Celebrity endorsements, of course, are as old as presidential politics. George Washington—the Chuck Norris of his day—did not cut a TV spot for John Adams, but everyone knew which candidate the father of our country favored in the 1796 election. In 2008, the synergy of the Internet and pop culture has taken the practice to a whole new level. Word that Oprah would endorse—and campaign for—Barack Obama sent Hillary Clinton's campaign into the red-alert rollout of Barbra Streisand and Robert F. Kennedy Jr. and an amped-up stump schedule for her husband, Bill.
Now that the Gipper is gone and Charlton Heston is in his 80s, Norris has emerged as a dream celebrity "get" on the Republican side: a half-Cherokee Oklahoman and born-again Christian conservative with a ranch in Texas, an eighth-degree black belt in karate, a syndicated column and a multigenerational movie, TV and Internet cult following. When Norris called in October to say that he wanted to endorse Huckabee, the former governor's campaign manager, Chip Saltsman, knew that he had been handed a political triple play. Norris appeals to older men who remember "The Delta Force," to evangelicals who admire his efforts to support Bible study in public schools, and perhaps most important, to kids, who have come to adore him ever since Conan O'Brien began spoofing him on his late-night show in 2004. Teenage boys—including the son of Robert Wickers, Huckabee's media adviser—check the Web site chucknorrisfacts.com daily for mock testimonies to their hero's prowess. Huckabee even uses some in the ad, including this: "When Chuck Norris does a pushup, he isn't lifting himself up, he's pushing the Earth down." "We didn't seek his endorsement," Huckabee told NEWSWEEK, "but we're sure lucky to have it."
Norris and his wife, Gena, are now part of the Huckabee inner circle. They were in the candidate's holding room for last week's CNN/YouTube debate. The two men shook hands and slapped backs after the event. "Mike's the right guy at the right time," said Norris, in the manner of Walker, Texas Ranger. Trying to consolidate his support among evangelicals, Huckabee has picked up the endorsement of Jerry Falwell Jr., and is hoping to win over Dr. James Dobson of Focus on the Family.

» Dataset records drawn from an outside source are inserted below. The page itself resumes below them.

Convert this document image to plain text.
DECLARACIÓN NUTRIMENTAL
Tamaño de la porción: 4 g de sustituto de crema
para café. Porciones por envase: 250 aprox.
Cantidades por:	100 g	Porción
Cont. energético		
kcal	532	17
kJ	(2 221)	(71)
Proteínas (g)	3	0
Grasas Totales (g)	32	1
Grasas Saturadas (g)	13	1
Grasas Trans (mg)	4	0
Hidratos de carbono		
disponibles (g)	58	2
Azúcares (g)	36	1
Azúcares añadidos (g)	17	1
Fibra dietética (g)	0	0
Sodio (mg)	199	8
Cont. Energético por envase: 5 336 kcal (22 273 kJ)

In the meantime, there is Norris. Wicker says he has more film in the can for more ads, which will also air soon in New Hampshire and South Carolina. "Chuck Norris doesn't endorse," Huckabee says in one of the forthcoming spots. "He tells America the way it's gonna be." That doesn't sound very democratic, but as the Web site says, this isn't a democracy. It's a Chucktatorship.